REAL Fragment Library — Efficient fragment growing inside Enamine REAL

Anna Kapeliukha
5 min readApr 4, 2024

--

Today I want to dive deeper into the development of one of our recent products — REAL Fragment Library. It is a pre-plated set of 4,960 compounds that is designed to become the perfect entry point to Enamine REAL Space 2.7 trillion version and facilitate the process of fragment growing and SAR analysis in fragment-based drug discovery.

In this post, we will discuss the general idea behind it, its benefits, the scaffold annotation process, and review some practical application examples.

If you are interested, you can download the library here: https://tinyurl.com/mr3rpufh

P.S. We are also working on a version suitable for crystallography so stay tuned!

REAL Fragment Library — Project idea

Even though fragment-based drug discovery has already proven itself numerous times as a successful approach for hit identification, using this method usually comes with the hardship of growing the fragment after it was identified.

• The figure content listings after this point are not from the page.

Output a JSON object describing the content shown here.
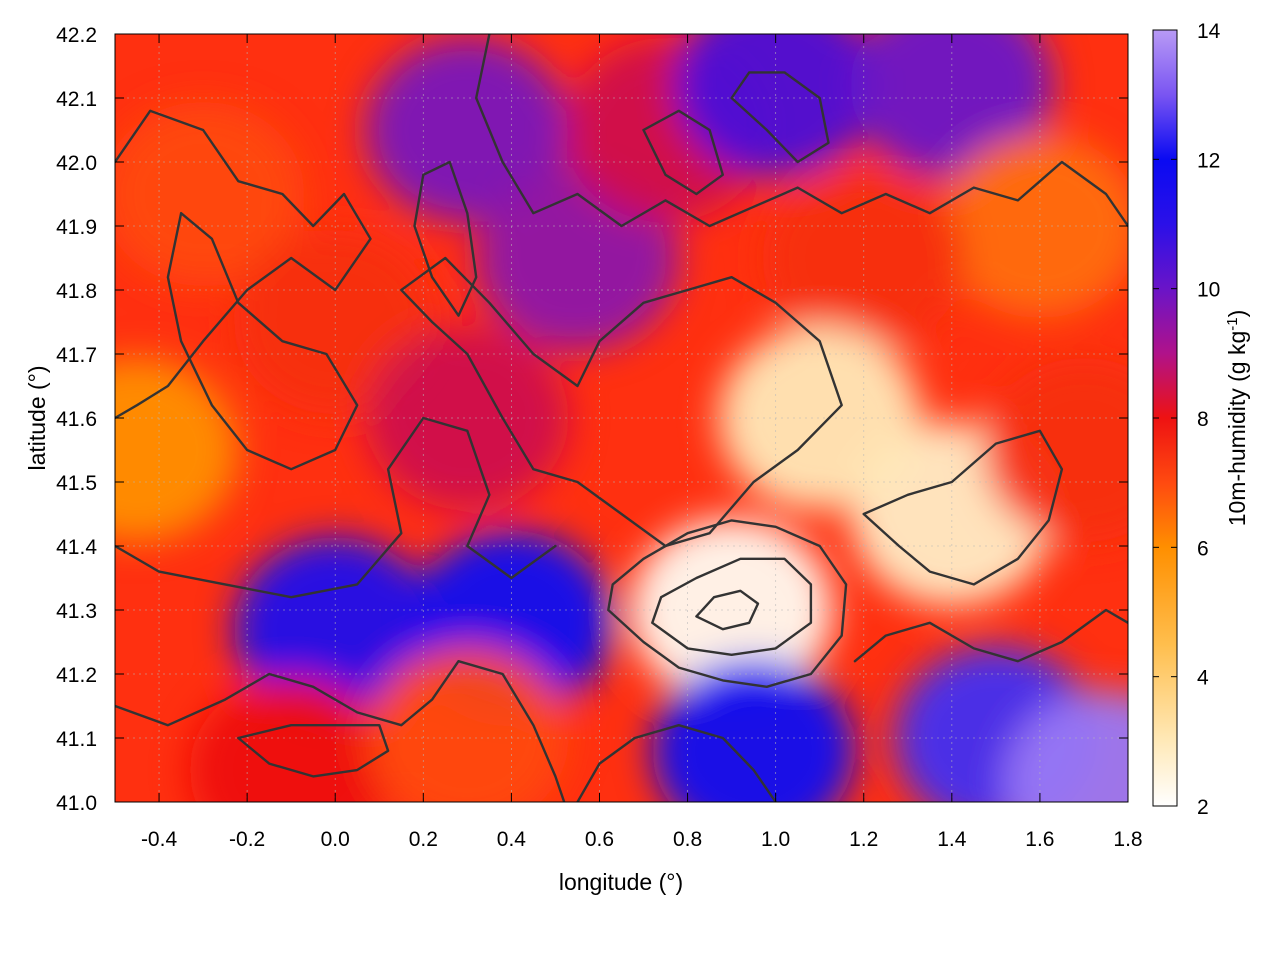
{
  "chart_data": {
    "type": "heatmap",
    "title": "",
    "xlabel": "longitude (°)",
    "ylabel": "latitude (°)",
    "xlim": [
      -0.5,
      1.8
    ],
    "ylim": [
      41.0,
      42.2
    ],
    "x_ticks": [
      "-0.4",
      "-0.2",
      "0.0",
      "0.2",
      "0.4",
      "0.6",
      "0.8",
      "1.0",
      "1.2",
      "1.4",
      "1.6",
      "1.8"
    ],
    "y_ticks": [
      "41.0",
      "41.1",
      "41.2",
      "41.3",
      "41.4",
      "41.5",
      "41.6",
      "41.7",
      "41.8",
      "41.9",
      "42.0",
      "42.1",
      "42.2"
    ],
    "grid": true,
    "colorbar": {
      "label": "10m-humidity (g kg-1)",
      "label_main": "10m-humidity (g kg",
      "label_sup": "-1",
      "label_end": ")",
      "range": [
        2,
        14
      ],
      "ticks": [
        "2",
        "4",
        "6",
        "8",
        "10",
        "12",
        "14"
      ],
      "stops": [
        {
          "value": 2,
          "color": "#ffffff"
        },
        {
          "value": 3,
          "color": "#ffe9b8"
        },
        {
          "value": 4.5,
          "color": "#ffbe4d"
        },
        {
          "value": 6,
          "color": "#ff8f00"
        },
        {
          "value": 7,
          "color": "#ff4a10"
        },
        {
          "value": 8,
          "color": "#ee1212"
        },
        {
          "value": 9,
          "color": "#b0128a"
        },
        {
          "value": 10,
          "color": "#6a14c8"
        },
        {
          "value": 11,
          "color": "#2b10e8"
        },
        {
          "value": 12,
          "color": "#0a0af2"
        },
        {
          "value": 13,
          "color": "#7a55f2"
        },
        {
          "value": 14,
          "color": "#b89af5"
        }
      ]
    },
    "field_regions": [
      {
        "lon": -0.45,
        "lat": 41.55,
        "value": 6.0
      },
      {
        "lon": -0.3,
        "lat": 41.95,
        "value": 7.0
      },
      {
        "lon": 0.0,
        "lat": 41.75,
        "value": 7.5
      },
      {
        "lon": 0.3,
        "lat": 42.05,
        "value": 9.8
      },
      {
        "lon": 0.55,
        "lat": 41.85,
        "value": 9.5
      },
      {
        "lon": 0.75,
        "lat": 42.05,
        "value": 8.5
      },
      {
        "lon": 1.0,
        "lat": 42.12,
        "value": 10.5
      },
      {
        "lon": 1.4,
        "lat": 42.12,
        "value": 10.0
      },
      {
        "lon": 1.6,
        "lat": 41.9,
        "value": 6.5
      },
      {
        "lon": 1.2,
        "lat": 41.85,
        "value": 7.5
      },
      {
        "lon": 0.9,
        "lat": 41.3,
        "value": 2.2
      },
      {
        "lon": 1.4,
        "lat": 41.45,
        "value": 2.8
      },
      {
        "lon": 1.1,
        "lat": 41.6,
        "value": 3.0
      },
      {
        "lon": 0.4,
        "lat": 41.28,
        "value": 12.0
      },
      {
        "lon": 0.0,
        "lat": 41.27,
        "value": 11.5
      },
      {
        "lon": 0.95,
        "lat": 41.08,
        "value": 12.0
      },
      {
        "lon": 1.5,
        "lat": 41.1,
        "value": 12.5
      },
      {
        "lon": 1.75,
        "lat": 41.03,
        "value": 13.5
      },
      {
        "lon": -0.1,
        "lat": 41.05,
        "value": 8.0
      },
      {
        "lon": 0.3,
        "lat": 41.1,
        "value": 7.0
      },
      {
        "lon": 1.7,
        "lat": 41.55,
        "value": 7.5
      },
      {
        "lon": 0.3,
        "lat": 41.6,
        "value": 8.5
      }
    ],
    "contours": [
      {
        "name": "ridge-west",
        "points": [
          [
            -0.5,
            42.0
          ],
          [
            -0.42,
            42.08
          ],
          [
            -0.3,
            42.05
          ],
          [
            -0.22,
            41.97
          ],
          [
            -0.12,
            41.95
          ],
          [
            -0.05,
            41.9
          ],
          [
            0.02,
            41.95
          ],
          [
            0.08,
            41.88
          ],
          [
            0.0,
            41.8
          ],
          [
            -0.1,
            41.85
          ],
          [
            -0.2,
            41.8
          ],
          [
            -0.3,
            41.72
          ],
          [
            -0.38,
            41.65
          ],
          [
            -0.45,
            41.62
          ],
          [
            -0.5,
            41.6
          ]
        ]
      },
      {
        "name": "ridge-west-inner",
        "points": [
          [
            -0.35,
            41.92
          ],
          [
            -0.28,
            41.88
          ],
          [
            -0.22,
            41.78
          ],
          [
            -0.12,
            41.72
          ],
          [
            -0.02,
            41.7
          ],
          [
            0.05,
            41.62
          ],
          [
            0.0,
            41.55
          ],
          [
            -0.1,
            41.52
          ],
          [
            -0.2,
            41.55
          ],
          [
            -0.28,
            41.62
          ],
          [
            -0.35,
            41.72
          ],
          [
            -0.38,
            41.82
          ],
          [
            -0.35,
            41.92
          ]
        ]
      },
      {
        "name": "plain-arc",
        "points": [
          [
            -0.5,
            41.4
          ],
          [
            -0.4,
            41.36
          ],
          [
            -0.25,
            41.34
          ],
          [
            -0.1,
            41.32
          ],
          [
            0.05,
            41.34
          ],
          [
            0.15,
            41.42
          ],
          [
            0.12,
            41.52
          ],
          [
            0.2,
            41.6
          ],
          [
            0.3,
            41.58
          ],
          [
            0.35,
            41.48
          ],
          [
            0.3,
            41.4
          ],
          [
            0.4,
            41.35
          ],
          [
            0.5,
            41.4
          ]
        ]
      },
      {
        "name": "north-central",
        "points": [
          [
            0.35,
            42.2
          ],
          [
            0.32,
            42.1
          ],
          [
            0.38,
            42.0
          ],
          [
            0.45,
            41.92
          ],
          [
            0.55,
            41.95
          ],
          [
            0.65,
            41.9
          ],
          [
            0.75,
            41.94
          ],
          [
            0.85,
            41.9
          ],
          [
            0.95,
            41.93
          ],
          [
            1.05,
            41.96
          ],
          [
            1.15,
            41.92
          ],
          [
            1.25,
            41.95
          ],
          [
            1.35,
            41.92
          ],
          [
            1.45,
            41.96
          ],
          [
            1.55,
            41.94
          ],
          [
            1.65,
            42.0
          ],
          [
            1.75,
            41.95
          ],
          [
            1.8,
            41.9
          ]
        ]
      },
      {
        "name": "north-loop-1",
        "points": [
          [
            0.7,
            42.05
          ],
          [
            0.75,
            41.98
          ],
          [
            0.82,
            41.95
          ],
          [
            0.88,
            41.98
          ],
          [
            0.85,
            42.05
          ],
          [
            0.78,
            42.08
          ],
          [
            0.7,
            42.05
          ]
        ]
      },
      {
        "name": "north-loop-2",
        "points": [
          [
            0.9,
            42.1
          ],
          [
            0.98,
            42.05
          ],
          [
            1.05,
            42.0
          ],
          [
            1.12,
            42.03
          ],
          [
            1.1,
            42.1
          ],
          [
            1.02,
            42.14
          ],
          [
            0.94,
            42.14
          ],
          [
            0.9,
            42.1
          ]
        ]
      },
      {
        "name": "central-ridge",
        "points": [
          [
            0.15,
            41.8
          ],
          [
            0.25,
            41.85
          ],
          [
            0.35,
            41.78
          ],
          [
            0.45,
            41.7
          ],
          [
            0.55,
            41.65
          ],
          [
            0.6,
            41.72
          ],
          [
            0.7,
            41.78
          ],
          [
            0.8,
            41.8
          ],
          [
            0.9,
            41.82
          ],
          [
            1.0,
            41.78
          ],
          [
            1.1,
            41.72
          ],
          [
            1.15,
            41.62
          ],
          [
            1.05,
            41.55
          ],
          [
            0.95,
            41.5
          ],
          [
            0.85,
            41.42
          ],
          [
            0.75,
            41.4
          ],
          [
            0.65,
            41.45
          ],
          [
            0.55,
            41.5
          ],
          [
            0.45,
            41.52
          ],
          [
            0.38,
            41.6
          ],
          [
            0.3,
            41.7
          ],
          [
            0.22,
            41.75
          ],
          [
            0.15,
            41.8
          ]
        ]
      },
      {
        "name": "high-mountain-outer",
        "points": [
          [
            0.62,
            41.3
          ],
          [
            0.7,
            41.25
          ],
          [
            0.78,
            41.21
          ],
          [
            0.88,
            41.19
          ],
          [
            0.98,
            41.18
          ],
          [
            1.08,
            41.2
          ],
          [
            1.15,
            41.26
          ],
          [
            1.16,
            41.34
          ],
          [
            1.1,
            41.4
          ],
          [
            1.0,
            41.43
          ],
          [
            0.9,
            41.44
          ],
          [
            0.8,
            41.42
          ],
          [
            0.7,
            41.38
          ],
          [
            0.63,
            41.34
          ],
          [
            0.62,
            41.3
          ]
        ]
      },
      {
        "name": "high-mountain-mid",
        "points": [
          [
            0.72,
            41.28
          ],
          [
            0.8,
            41.24
          ],
          [
            0.9,
            41.23
          ],
          [
            1.0,
            41.24
          ],
          [
            1.08,
            41.28
          ],
          [
            1.08,
            41.34
          ],
          [
            1.02,
            41.38
          ],
          [
            0.92,
            41.38
          ],
          [
            0.82,
            41.35
          ],
          [
            0.74,
            41.32
          ],
          [
            0.72,
            41.28
          ]
        ]
      },
      {
        "name": "high-mountain-inner",
        "points": [
          [
            0.82,
            41.29
          ],
          [
            0.88,
            41.27
          ],
          [
            0.94,
            41.28
          ],
          [
            0.96,
            41.31
          ],
          [
            0.92,
            41.33
          ],
          [
            0.86,
            41.32
          ],
          [
            0.82,
            41.29
          ]
        ]
      },
      {
        "name": "east-ridge",
        "points": [
          [
            1.2,
            41.45
          ],
          [
            1.28,
            41.4
          ],
          [
            1.35,
            41.36
          ],
          [
            1.45,
            41.34
          ],
          [
            1.55,
            41.38
          ],
          [
            1.62,
            41.44
          ],
          [
            1.65,
            41.52
          ],
          [
            1.6,
            41.58
          ],
          [
            1.5,
            41.56
          ],
          [
            1.4,
            41.5
          ],
          [
            1.3,
            41.48
          ],
          [
            1.2,
            41.45
          ]
        ]
      },
      {
        "name": "east-coast",
        "points": [
          [
            1.18,
            41.22
          ],
          [
            1.25,
            41.26
          ],
          [
            1.35,
            41.28
          ],
          [
            1.45,
            41.24
          ],
          [
            1.55,
            41.22
          ],
          [
            1.65,
            41.25
          ],
          [
            1.75,
            41.3
          ],
          [
            1.8,
            41.28
          ]
        ]
      },
      {
        "name": "southwest-loop",
        "points": [
          [
            -0.5,
            41.15
          ],
          [
            -0.38,
            41.12
          ],
          [
            -0.25,
            41.16
          ],
          [
            -0.15,
            41.2
          ],
          [
            -0.05,
            41.18
          ],
          [
            0.05,
            41.14
          ],
          [
            0.15,
            41.12
          ],
          [
            0.22,
            41.16
          ],
          [
            0.28,
            41.22
          ],
          [
            0.38,
            41.2
          ],
          [
            0.45,
            41.12
          ],
          [
            0.5,
            41.04
          ],
          [
            0.52,
            41.0
          ]
        ]
      },
      {
        "name": "south-inner",
        "points": [
          [
            -0.22,
            41.1
          ],
          [
            -0.15,
            41.06
          ],
          [
            -0.05,
            41.04
          ],
          [
            0.05,
            41.05
          ],
          [
            0.12,
            41.08
          ],
          [
            0.1,
            41.12
          ],
          [
            0.0,
            41.12
          ],
          [
            -0.1,
            41.12
          ],
          [
            -0.22,
            41.1
          ]
        ]
      },
      {
        "name": "coast-south",
        "points": [
          [
            0.55,
            41.0
          ],
          [
            0.6,
            41.06
          ],
          [
            0.68,
            41.1
          ],
          [
            0.78,
            41.12
          ],
          [
            0.88,
            41.1
          ],
          [
            0.95,
            41.05
          ],
          [
            1.0,
            41.0
          ]
        ]
      },
      {
        "name": "north-west-ridge",
        "points": [
          [
            0.2,
            41.98
          ],
          [
            0.18,
            41.9
          ],
          [
            0.22,
            41.82
          ],
          [
            0.28,
            41.76
          ],
          [
            0.32,
            41.82
          ],
          [
            0.3,
            41.92
          ],
          [
            0.26,
            42.0
          ],
          [
            0.2,
            41.98
          ]
        ]
      }
    ]
  }
}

Fragment growing can be performed in multiple ways including rational design and novel AI-based generative methods, but all of them come with a need for expensive and time-consuming custom synthesis. Besides that, to be able to perform SAR analysis and reach the desired active molecules one will need tens or even hundreds of compounds and the project can be slowed down a lot by the waiting time for their synthesis.

This is why we came up with the idea of using the modular nature of Enamine REAL Space to create a fragment library that will be the perfect entry point for using REAL compounds during the fragment growing stage. This opens the possibility of receiving your full molecules in 3–4 weeks and at a competitive price, streamlining the discovery process.

REAL Fragment Library — Overview and usage example

The library consists of 4,960 compounds that are pre-plated and can be ordered from Chemspace, though we support any kind of customization.

The compounds used were selected from Enamine in-stock fragments using the concept of scaffold sociability, which will be described in more detail further in this article. The selected scaffolds efficiently cover the available synthons scaffold space available in Enamine REAL.

To understand a general use case let’s review an example that is illustrated below.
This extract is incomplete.